Sentiment Analysis Results and Interactive Search

Introduction

This is a continuation of an earlier project that used ChatGPT to generate sentiment scores from Google reviews of Houston coffee shops. In that phase, ChatGPT was given specific topics by which review context could be ‘binned’ and associated sentiment scores given.  So for example: “Worst latte I’ve ever tasted, but staff is nice” would result in something like: "Latte": 0.1, and "Friendliness": 0.9.  Analysis of 14,620 reviews across 29 possible topics resulted in 39,620 sentiment scores! If you’d like more detail about how these sentiment scores were generated, please see this blog post: Coffee Shop Review Classification and Sentiment Analysis With ChatGPT 4.1 -Mini.

In this phase, Tableau’s dashboard tools were used to create interactive visualizations that help explore the results of the sentiment analysis.

Searchable Map

The map below can be used to filter results by topic(s) of interest, venue, and desired median sentiment score. So for example, if you’re interested in finding the best coffee shop based on WIFI and Chai Lattes you can select those topics and quickly find the best coffee shops to visit in your area.  

Deeper Look Into Reviews

One of the key challenges for this project was filtering and visualizing individual reviews. I originally intended to incorporate reviews into the tooltip of the geographic data above, and while it is possible to simply pull a review for a venue that approximates a certain topic and median sentiment score, the variation and subtlety does not translate well in a single example. For that reason, I created two additional visualizations to better express how the sentiment scores contribute to the map above.

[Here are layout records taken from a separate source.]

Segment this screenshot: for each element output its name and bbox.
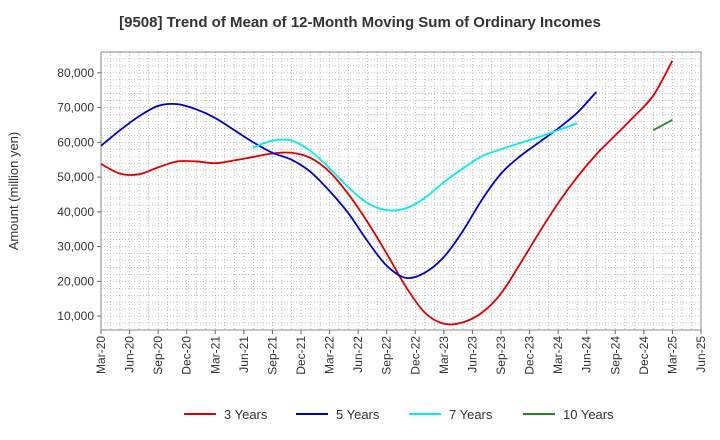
legend-label-3-years: 3 Years xyxy=(224,407,268,422)
x-tick-label: Mar-23 xyxy=(437,336,451,374)
x-tick-label: Jun-22 xyxy=(351,336,365,373)
legend-label-10-years: 10 Years xyxy=(563,407,614,422)
series-line-3-years xyxy=(100,60,674,326)
y-tick-label: 70,000 xyxy=(57,101,94,115)
x-tick-label: Sep-20 xyxy=(151,336,165,375)
y-tick-label: 10,000 xyxy=(57,309,94,323)
x-axis: Mar-20 Jun-20 Sep-20 Dec-20 Mar-21 Jun-21 Sep-… xyxy=(94,330,708,375)
x-tick-label: Sep-23 xyxy=(494,336,508,375)
y-tick-label: 60,000 xyxy=(57,135,94,149)
grid-layer xyxy=(101,52,701,330)
series-line-5-years xyxy=(100,91,597,280)
x-tick-label: Sep-24 xyxy=(608,336,622,375)
series-line-10-years xyxy=(652,118,673,131)
y-tick-label: 80,000 xyxy=(57,66,94,80)
plot-frame xyxy=(100,51,702,331)
x-tick-label: Mar-24 xyxy=(551,336,565,374)
x-tick-label: Dec-20 xyxy=(180,336,194,375)
legend-label-5-years: 5 Years xyxy=(336,407,380,422)
y-axis: 10,000 20,000 30,000 40,000 50,000 60,000 70,0… xyxy=(57,66,101,323)
x-tick-label: Mar-25 xyxy=(665,336,679,374)
x-tick-label: Jun-20 xyxy=(123,336,137,373)
x-tick-label: Dec-22 xyxy=(408,336,422,375)
y-tick-label: 40,000 xyxy=(57,205,94,219)
x-tick-label: Dec-23 xyxy=(523,336,537,375)
chart-title: [9508] Trend of Mean of 12-Month Moving … xyxy=(119,14,601,31)
x-tick-label: Jun-21 xyxy=(237,336,251,373)
series-line-7-years xyxy=(253,122,578,212)
y-tick-label: 30,000 xyxy=(57,240,94,254)
legend: 3 Years 5 Years 7 Years 10 Years xyxy=(184,407,614,422)
y-axis-title: Amount (million yen) xyxy=(6,132,21,251)
x-tick-label: Mar-20 xyxy=(94,336,108,374)
x-tick-label: Jun-24 xyxy=(580,336,594,373)
x-tick-label: Sep-22 xyxy=(380,336,394,375)
x-tick-label: Jun-23 xyxy=(465,336,479,373)
legend-label-7-years: 7 Years xyxy=(449,407,493,422)
x-tick-label: Sep-21 xyxy=(265,336,279,375)
x-tick-label: Mar-21 xyxy=(208,336,222,374)
x-tick-label: Dec-24 xyxy=(637,336,651,375)
y-tick-label: 20,000 xyxy=(57,274,94,288)
y-tick-label: 50,000 xyxy=(57,170,94,184)
x-tick-label: Jun-25 xyxy=(694,336,708,373)
series-layer xyxy=(100,60,674,326)
x-tick-label: Dec-21 xyxy=(294,336,308,375)
x-tick-label: Mar-22 xyxy=(323,336,337,374)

The table below can be filtered in a similar fashion to the map above to explore reviews in depth, so if you’re curious about why a venue has particular median sentiment rating you can dive into those reviews below!

Note: Due to the volume of data, filtering by a single venue typically yields the clearest and most responsive results.

Overall, sentiment scores are bimodal and left skewed with the low sentiment scores being less likely. A bimodal distribution makes intuitive sense. People are generally more motivated to talk about experiences that are either more positive or negative, while ignoring neutral experiences. The median value for all topics and all venues is a whopping .9- suggesting that people are much more likely to take time to write a review if they’ve had a good time. 

Conclusion and Future Work

This project series demonstrates the power of large language models like ChatGPT 4.1-mini to extract structured, interpretable insights from unstructured review data at scale. By assigning topic-specific sentiment scores to over 14,000 Google reviews, users are able to go beyond basic star ratings and uncover a more nuanced view of customer experiences across Houston coffee shops. The resulting visualizations offer an interactive way to explore these topics, whether you're hunting for the best Chai Latte or gauging how welcoming a space is for remote work.

Inclusivity & Accessibility and Employee Treatment are two of the more interesting topics that ChatGPT was tasked with identifying and scoring. While ChatGPT generally scored these topics appropriately as zero-shot cases, they don’t always stay consistent with focus. For example, sometimes employee treatment refers to how the customer is treated by the employee, and other times it may refer to how the employee is treated by the establishment (as intended). Providing more explicit definitions for nuanced topics would improve reliability between reviews.

Looking ahead, there’s plenty of opportunity to extend this work. Expanding to domains other than coffee shops such as museums, online retailers, or healthcare - where review context often carries significant weight beyond star ratings offers potential customers insight beyond curated selling points, allowing form more informed decision making.